Queenie never shrank from anything, but plunged her white hands into the dirt up to her wrists, while Phil took off his coat and worked patiently at her side, transplanting a rose-bush or geranium to one place in the morning, and in the evening to another, if so the fancy took his mistress. She could not always tell where she wanted a thing until she studied the effect of certain positions, and then, if she did not like it, if it did not harmonize with the picture she was forming, it must be moved, she said. And so the moving and changing went on, and people marveled to see how rapidly what had first seemed chaos and confusion began to assume proportions until the grounds bade fair to become more beautiful and artistic than any place which had ever been seen in the county. What had been done before Queenie’s arrival was for the most part unchanged, but the remainder of the grounds were entirely overturned. The plateau and summer-house, on which Queenie had set her heart, were made, and the terraces, and the new walks, and the pasture land, west of the house, was robbed of its greensward for turf to cover the terraces and plateau, which were watered twice each day until the well and cisterns gave out, and then the heavens, as if in sympathy with the work, poured out plentiful showers, and so, not withstanding that it was summer, the turf, and the shrubs, and the vines, and flowers were kept green and fresh, and scarcely stopped their growing. Everything went beautifully Queenie said, as she issued her orders, and, busy as a bee, worked from morning till night, with Phil always in attendance, while even Mr. Beresford at last caught the fever, and went himself into the business of planting and transplanting, and working in the dirt. The Hetherton gardeners the people called the two young men, Phil being the head and Mr. Beresford the sub; but little did they care for the merry-making, so long as that bright, sparkling girl worked with them, and then at night rewarded them with a bouquet, which she fastened to their button-holes, standing up on tiptoe to do it, and looking up at them with eyes which nearly drove them crazy.

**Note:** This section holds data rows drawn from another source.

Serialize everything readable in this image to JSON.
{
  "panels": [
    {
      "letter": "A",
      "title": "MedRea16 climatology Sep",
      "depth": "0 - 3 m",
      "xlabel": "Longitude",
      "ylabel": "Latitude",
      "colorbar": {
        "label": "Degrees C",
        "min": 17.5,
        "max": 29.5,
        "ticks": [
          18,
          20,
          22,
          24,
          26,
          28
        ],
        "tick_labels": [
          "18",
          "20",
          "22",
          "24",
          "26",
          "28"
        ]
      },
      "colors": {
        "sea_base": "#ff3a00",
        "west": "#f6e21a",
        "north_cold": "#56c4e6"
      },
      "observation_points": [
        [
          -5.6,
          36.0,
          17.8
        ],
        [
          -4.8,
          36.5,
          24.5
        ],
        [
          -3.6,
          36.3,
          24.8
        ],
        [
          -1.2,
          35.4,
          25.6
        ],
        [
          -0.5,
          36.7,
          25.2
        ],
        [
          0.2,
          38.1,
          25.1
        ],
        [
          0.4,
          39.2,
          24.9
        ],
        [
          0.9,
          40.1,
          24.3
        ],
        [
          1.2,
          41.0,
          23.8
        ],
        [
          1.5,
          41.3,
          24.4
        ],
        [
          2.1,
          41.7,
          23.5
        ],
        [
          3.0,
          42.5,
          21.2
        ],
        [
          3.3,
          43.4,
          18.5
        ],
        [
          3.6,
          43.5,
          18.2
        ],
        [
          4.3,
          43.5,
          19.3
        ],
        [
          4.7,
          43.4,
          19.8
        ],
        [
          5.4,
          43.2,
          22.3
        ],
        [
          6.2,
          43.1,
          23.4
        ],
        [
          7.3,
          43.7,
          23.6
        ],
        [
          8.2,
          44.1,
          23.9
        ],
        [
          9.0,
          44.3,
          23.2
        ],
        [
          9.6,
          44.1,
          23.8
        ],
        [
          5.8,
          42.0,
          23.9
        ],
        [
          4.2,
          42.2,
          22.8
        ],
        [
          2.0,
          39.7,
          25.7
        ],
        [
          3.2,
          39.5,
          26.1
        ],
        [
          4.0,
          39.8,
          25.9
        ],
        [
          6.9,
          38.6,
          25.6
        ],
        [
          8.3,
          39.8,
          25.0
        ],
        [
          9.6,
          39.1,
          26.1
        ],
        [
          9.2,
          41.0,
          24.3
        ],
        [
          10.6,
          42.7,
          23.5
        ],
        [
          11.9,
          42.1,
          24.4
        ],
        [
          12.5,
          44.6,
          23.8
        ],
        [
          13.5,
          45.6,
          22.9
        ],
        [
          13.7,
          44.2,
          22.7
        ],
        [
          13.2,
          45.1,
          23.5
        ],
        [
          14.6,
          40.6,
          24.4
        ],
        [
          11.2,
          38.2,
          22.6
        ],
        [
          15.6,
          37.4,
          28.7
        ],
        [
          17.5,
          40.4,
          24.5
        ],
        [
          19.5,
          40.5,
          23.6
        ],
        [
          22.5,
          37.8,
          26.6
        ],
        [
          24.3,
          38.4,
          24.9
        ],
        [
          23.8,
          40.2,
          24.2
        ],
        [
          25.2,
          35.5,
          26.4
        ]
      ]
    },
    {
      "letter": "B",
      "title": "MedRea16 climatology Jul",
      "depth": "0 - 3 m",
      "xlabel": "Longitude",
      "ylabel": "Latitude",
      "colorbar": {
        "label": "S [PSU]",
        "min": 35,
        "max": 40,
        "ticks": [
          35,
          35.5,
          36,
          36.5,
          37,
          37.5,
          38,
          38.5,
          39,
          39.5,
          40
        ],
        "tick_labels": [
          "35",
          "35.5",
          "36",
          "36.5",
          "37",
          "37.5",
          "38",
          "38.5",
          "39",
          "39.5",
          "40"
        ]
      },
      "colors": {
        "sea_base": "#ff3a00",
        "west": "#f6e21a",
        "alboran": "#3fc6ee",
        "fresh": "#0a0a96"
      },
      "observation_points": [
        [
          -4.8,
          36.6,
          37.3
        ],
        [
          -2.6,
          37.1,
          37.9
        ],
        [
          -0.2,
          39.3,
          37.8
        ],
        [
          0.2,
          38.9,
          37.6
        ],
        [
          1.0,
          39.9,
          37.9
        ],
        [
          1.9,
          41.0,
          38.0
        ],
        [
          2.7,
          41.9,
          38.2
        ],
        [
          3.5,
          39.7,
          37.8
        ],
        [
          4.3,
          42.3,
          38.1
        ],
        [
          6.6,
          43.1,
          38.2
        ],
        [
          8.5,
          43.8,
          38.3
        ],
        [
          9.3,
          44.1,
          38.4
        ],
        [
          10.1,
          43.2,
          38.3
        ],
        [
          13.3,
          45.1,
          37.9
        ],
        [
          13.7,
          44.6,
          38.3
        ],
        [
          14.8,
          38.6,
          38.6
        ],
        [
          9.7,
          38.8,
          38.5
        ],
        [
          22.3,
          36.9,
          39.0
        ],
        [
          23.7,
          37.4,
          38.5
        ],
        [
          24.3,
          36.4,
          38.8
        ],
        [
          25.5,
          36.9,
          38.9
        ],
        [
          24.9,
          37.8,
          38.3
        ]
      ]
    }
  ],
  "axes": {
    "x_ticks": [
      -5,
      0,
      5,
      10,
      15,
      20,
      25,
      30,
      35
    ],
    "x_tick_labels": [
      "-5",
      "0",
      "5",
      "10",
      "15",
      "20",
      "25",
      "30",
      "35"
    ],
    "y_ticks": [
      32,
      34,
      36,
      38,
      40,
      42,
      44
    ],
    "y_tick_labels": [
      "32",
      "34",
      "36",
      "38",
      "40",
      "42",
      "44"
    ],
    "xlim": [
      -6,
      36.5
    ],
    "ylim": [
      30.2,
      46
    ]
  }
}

Nor was Hetherton Place the only spot where Queenie was busy. A few days after Phil went to the sea-shore there had come to her a letter from Margery, who wrote:

“My Darling Queenie.—You do not know how surprised and delighted I was to hear that you were in America, or how sorry I was to hear of your loss. You must be so lonely and sad, alone in a strange country. What is Merrivale like? and do you think it would be a good place for me? Is it not funny that I had thought to go there, and have actually written to a Mrs. Ferguson, who turns out to be your aunt? But she asks more for her business than I feel able to pay, and so the plan has been abandoned for the present. But I must see you, and, remembering all your kindness in the years past, you will not think me intrusive when I tell you, that before the summer is gone I am coming to Merrivale, just to look into your dear eyes again, and see if you are changed. I like your aunt and cousins; they are genuine ladies, and I am glad they belong to you.”

The first thing Queenie did after reading this letter, was to mount her horse and gallop in hot haste to the village, where she astonished Mrs. Lydia Ferguson by offering her more for her business than she had demanded of Miss La Rue.

“It is my Margery—my friend, and I am going to have her here, if I turn my own house into a dressmaker’s shop,” she said, and she talked so fast, and gesticulated so rapidly, that Mrs. Lydia grew quite bewildered, but managed to comprehend that a price was offered her which would be well for her to accept, as it might never be offered her again.

Anna, too, was all eagerness to “get out of the vile thing and be somebody,” as she expressed it, and so the bargain was closed, and Mrs. Lydia was to retire at once into the privacy and respectability of private life; the obnoxious sign was to be taken from the front window, and Miss Anna was to be merely the daughter of a grocer which she considered quite an ascent in the social scale.

Mrs. Lydia did not wish to sell her house, nor Queenie to buy it.

She had heard there was a charming little cottage on Maple Avenue, for sale, and she swooped down upon the owner like a hurricane, asking him what his terms were, and if he would vacate at once.